A pressão tem crescido para aprovar um amplo projeto de lei sobre cripto que regulasse o setor em nível federal pela primeira vez, distribuindo a jurisdição entre a Comissão de Valores Mobiliários (SEC) e a Comissão de Negociação de Futuros de Commodities (CFTC). A Câmara aprovou sua versão, apelidada de Clarity, no ano passado, mas a versão do Senado avançou de maneira menos tranquila.
Um projeto precisa passar pelas duas comissões do Senado: a Comissão de Agricultura do Senado e a Comissão de Serviços Bancários do Senado. A comissão de agricultura aprovou sua versão, mas o painel de bancos enfrentou um grande obstáculo em como tratar recompensas em stablecoins. Na semana passada, as senadoras Angela Alsobrooks (D-Md.) e Thom Tillis (R-N.C.) chegaram a um acordo que pode abrir caminho para uma marcação ainda este mês. Ainda assim, outras questões permanecem, incluindo conflitos de interesse relacionados ao presidente Donald Trump e preocupações com finanças ilícitas.
As eleições de meio de mandato de novembro iminentes tornam ainda mais difícil o cronograma para aprovar um projeto, já que os legisladores mudam o foco para disputas mais competitivas, deixando menos espaço para aprovar legislação.
Na ausência de ação do Congresso, agências como a SEC e a CFTC avançaram na clarificação de suas posições sobre cripto, em parte, por meio de orientações e de uma taxonomia de tokens que afirmou que a maioria das criptomoedas não eram valores mobiliários. No entanto, a legislação adiciona um nível de permanência que nenhuma das agências consegue alcançar sozinha quando uma nova administração presidencial assume no futuro.
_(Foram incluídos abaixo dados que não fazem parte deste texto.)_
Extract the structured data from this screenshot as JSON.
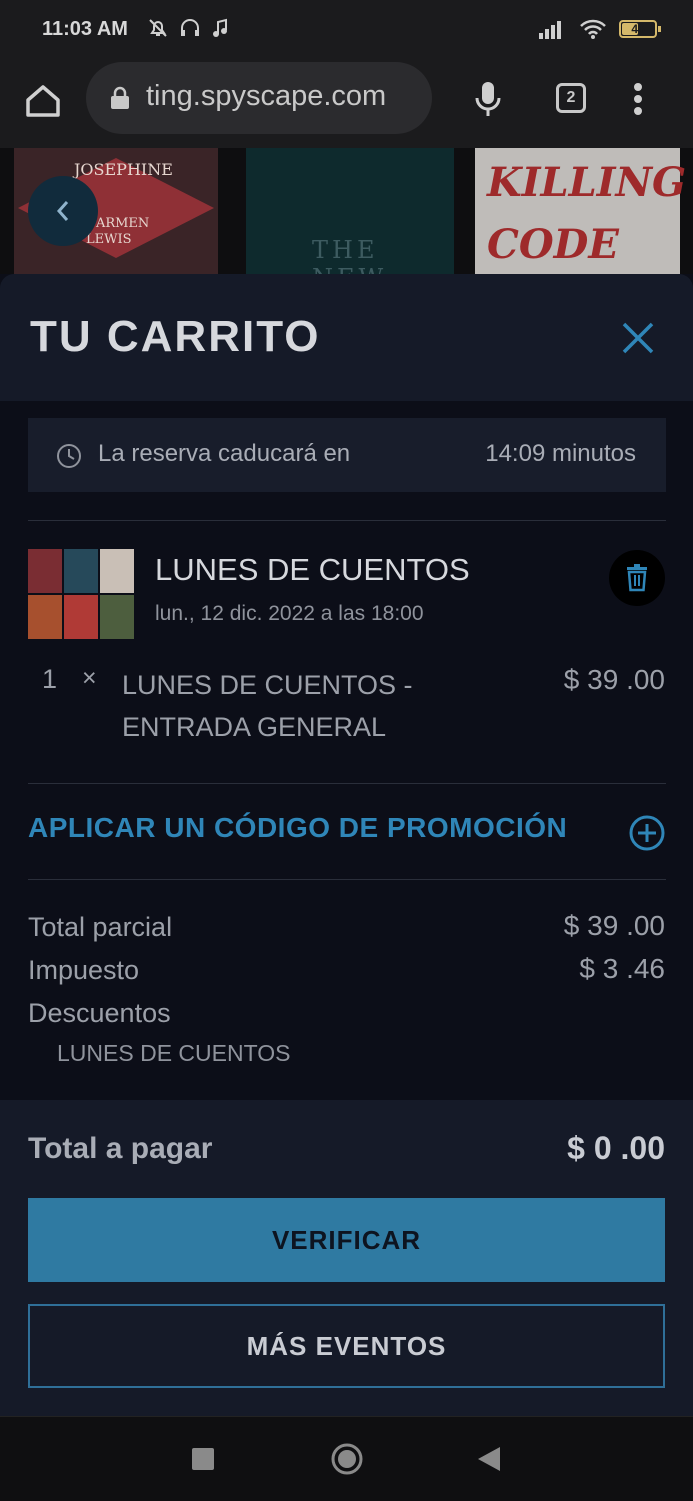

Sob a administração presidencial anterior de Biden, o presidente da SEC, Gary Gensler, adotou uma abordagem bem diferente para regular a indústria de cripto em comparação com o atual presidente da SEC, Paul Atkins. Gensler afirmou que a maioria das criptomoedas eram valores mobiliários e moveu vários processos de execução importantes contra grandes players do setor, com preocupações sobre falhas em se registrar, além de também entrar com ações relacionadas a fraude.
Em 2020, a SEC processou a Ripple e a acusou de levantar US$ 1,3 bilhão por meio da venda de XRP, que ela disse ser um valor mobiliário não registrado. O caso foi aberto durante a primeira administração Trump, quando Jay Clayton liderava a SEC, mas continuou durante o mandato de Gensler.
Mais tarde, uma juíza de Nova York decidiu que algumas das vendas da Ripple, chamadas de programáticas, não violaram as leis de valores mobiliários por causa de um processo de propostas às cegas em vigor para elas. Ela decidiu, porém, que outras vendas diretas do token para investidores institucionais eram valores mobiliários. No geral, a juíza concluiu que o XRP, por si só, não era um valor mobiliário, dependendo de como é vendido.
Garlinghouse afirmou: “Isso dá clareza para o XRP, mas eu acho que, para a indústria realmente avançar nos Estados Unidos, você precisa de algo como a lei Clarity para deixar claro que outros ativos digitais não são valores mobiliários.” Ele acrescentou: “Espero que a tendência tenha avançado o bastante para que não voltemos atrás, não importa o que aconteça, mas codificar isso em lei significa que, na prática, você não consegue voltar agora.”